According to Variety, this latest adaptation will be led by recent Hunger Games: The Ballad Of Songbirds And Snakes star Tom Blyth. He’ll be playing Frederic Henry, an American who joins the Italian army’s ambulance corps in World War I and falls in love with a nurse after he gets injured—while he develops some misgivings about war in general. The book is inspired by Hemingway’s own time as an ambulance driver in Italy during World War I, and Variety says the author’s estate is working with writer/director Michael Winterbottom (of the The Trip franchise).
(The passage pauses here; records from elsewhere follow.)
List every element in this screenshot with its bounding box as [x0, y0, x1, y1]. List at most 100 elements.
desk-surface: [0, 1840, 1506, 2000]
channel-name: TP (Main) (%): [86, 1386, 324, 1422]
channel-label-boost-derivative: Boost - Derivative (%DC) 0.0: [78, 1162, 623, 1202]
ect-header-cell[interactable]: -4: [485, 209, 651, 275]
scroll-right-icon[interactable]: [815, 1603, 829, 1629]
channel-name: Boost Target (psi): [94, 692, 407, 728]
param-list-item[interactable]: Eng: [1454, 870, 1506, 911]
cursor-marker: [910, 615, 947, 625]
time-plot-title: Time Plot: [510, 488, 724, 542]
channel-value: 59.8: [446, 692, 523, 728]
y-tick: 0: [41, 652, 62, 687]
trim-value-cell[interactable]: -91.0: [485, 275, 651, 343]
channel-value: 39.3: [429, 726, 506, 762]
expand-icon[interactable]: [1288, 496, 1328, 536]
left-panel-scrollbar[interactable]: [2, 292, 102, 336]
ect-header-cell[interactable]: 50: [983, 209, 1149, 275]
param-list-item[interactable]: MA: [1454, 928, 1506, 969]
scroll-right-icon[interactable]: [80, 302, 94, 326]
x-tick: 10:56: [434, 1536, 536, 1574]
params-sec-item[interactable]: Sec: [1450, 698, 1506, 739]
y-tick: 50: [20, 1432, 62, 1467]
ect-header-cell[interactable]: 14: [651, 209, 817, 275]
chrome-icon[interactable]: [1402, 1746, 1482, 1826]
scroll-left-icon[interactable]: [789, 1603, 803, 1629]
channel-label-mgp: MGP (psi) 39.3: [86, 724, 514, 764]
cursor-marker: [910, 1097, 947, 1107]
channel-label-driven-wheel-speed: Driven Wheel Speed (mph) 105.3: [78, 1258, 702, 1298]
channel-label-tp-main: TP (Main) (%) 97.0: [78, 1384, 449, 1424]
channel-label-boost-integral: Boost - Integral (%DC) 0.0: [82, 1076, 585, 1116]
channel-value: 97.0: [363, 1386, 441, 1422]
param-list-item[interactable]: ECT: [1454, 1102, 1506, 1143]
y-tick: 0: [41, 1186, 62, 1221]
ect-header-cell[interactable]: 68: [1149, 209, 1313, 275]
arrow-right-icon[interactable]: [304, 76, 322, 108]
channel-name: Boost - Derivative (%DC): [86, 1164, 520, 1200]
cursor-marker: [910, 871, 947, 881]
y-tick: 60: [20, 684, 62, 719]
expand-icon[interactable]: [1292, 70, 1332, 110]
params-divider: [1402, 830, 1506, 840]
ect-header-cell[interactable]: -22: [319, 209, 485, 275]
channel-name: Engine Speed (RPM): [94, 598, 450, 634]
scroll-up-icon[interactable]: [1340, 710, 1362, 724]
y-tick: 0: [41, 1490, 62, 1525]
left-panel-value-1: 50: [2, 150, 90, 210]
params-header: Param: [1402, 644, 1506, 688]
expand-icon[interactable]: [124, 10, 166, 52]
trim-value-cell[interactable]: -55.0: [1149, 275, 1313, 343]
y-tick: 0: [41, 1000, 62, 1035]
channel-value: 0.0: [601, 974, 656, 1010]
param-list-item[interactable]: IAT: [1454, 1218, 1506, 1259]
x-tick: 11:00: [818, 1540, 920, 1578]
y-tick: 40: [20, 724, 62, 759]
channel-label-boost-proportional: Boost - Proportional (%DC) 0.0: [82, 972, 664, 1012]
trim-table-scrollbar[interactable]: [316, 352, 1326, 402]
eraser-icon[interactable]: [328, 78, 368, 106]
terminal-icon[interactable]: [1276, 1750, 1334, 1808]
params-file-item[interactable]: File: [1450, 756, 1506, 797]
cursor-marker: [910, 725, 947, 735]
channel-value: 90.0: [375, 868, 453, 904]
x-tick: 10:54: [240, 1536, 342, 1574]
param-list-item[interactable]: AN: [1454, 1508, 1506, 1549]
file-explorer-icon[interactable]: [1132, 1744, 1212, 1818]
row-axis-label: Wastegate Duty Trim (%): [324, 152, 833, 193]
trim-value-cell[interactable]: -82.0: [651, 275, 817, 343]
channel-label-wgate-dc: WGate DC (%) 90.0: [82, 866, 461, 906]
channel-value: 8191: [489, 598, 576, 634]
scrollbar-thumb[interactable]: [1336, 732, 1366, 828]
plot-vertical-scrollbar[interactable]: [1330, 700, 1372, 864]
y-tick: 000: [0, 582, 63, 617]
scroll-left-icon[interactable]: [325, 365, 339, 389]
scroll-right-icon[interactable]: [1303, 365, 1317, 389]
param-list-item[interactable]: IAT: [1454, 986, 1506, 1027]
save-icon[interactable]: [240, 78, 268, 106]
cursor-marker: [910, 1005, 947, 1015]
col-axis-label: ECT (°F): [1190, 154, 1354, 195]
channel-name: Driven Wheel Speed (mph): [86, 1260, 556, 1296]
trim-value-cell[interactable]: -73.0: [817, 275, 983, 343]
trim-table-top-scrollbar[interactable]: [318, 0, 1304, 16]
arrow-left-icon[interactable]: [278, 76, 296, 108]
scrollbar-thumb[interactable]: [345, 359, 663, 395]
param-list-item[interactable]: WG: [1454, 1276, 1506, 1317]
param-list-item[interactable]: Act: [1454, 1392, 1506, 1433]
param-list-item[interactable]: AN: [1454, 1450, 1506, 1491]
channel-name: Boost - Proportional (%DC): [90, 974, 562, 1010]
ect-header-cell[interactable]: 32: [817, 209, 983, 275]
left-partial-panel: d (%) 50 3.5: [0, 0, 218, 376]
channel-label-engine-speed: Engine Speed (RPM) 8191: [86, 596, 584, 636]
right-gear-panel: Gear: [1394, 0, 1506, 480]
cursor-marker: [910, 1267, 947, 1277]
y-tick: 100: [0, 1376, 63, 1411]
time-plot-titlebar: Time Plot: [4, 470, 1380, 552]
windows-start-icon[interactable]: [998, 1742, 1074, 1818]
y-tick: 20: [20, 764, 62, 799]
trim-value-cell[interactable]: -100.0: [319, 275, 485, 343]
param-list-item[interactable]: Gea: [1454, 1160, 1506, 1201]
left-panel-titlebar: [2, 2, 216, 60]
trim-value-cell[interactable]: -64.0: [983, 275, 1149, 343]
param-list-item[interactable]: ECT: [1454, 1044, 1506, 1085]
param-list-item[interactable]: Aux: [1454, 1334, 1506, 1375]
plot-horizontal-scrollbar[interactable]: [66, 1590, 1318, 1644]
Representatives for the estate said that Hemingway’s family is “thrilled” to see his book “reimagined for a new age,” adding that “it’s hard to think of a better moment” for it given the “chaotic state of the world.” Blyth, meanwhile, called it a “dream project,” saying he’s a fan of both Hemingway’s work and Winterbottom’s filmmaking, adding that Winterbottom’s script adapts the book “perfectly” and “captures all of the author’s unique nuance and precision.”
Previous adaptations of A Farewell To Arms came out in 1932 and 1957, along with a TV miniseries in 1966. Also, it only sort of counts, but there was the 1996 movie In Love And War, which was a poorly received, fictionalized version of Hemingway’s real experience in World War I (starring Chris O’Donnell as the man himself) that aligned it more with the events of the book.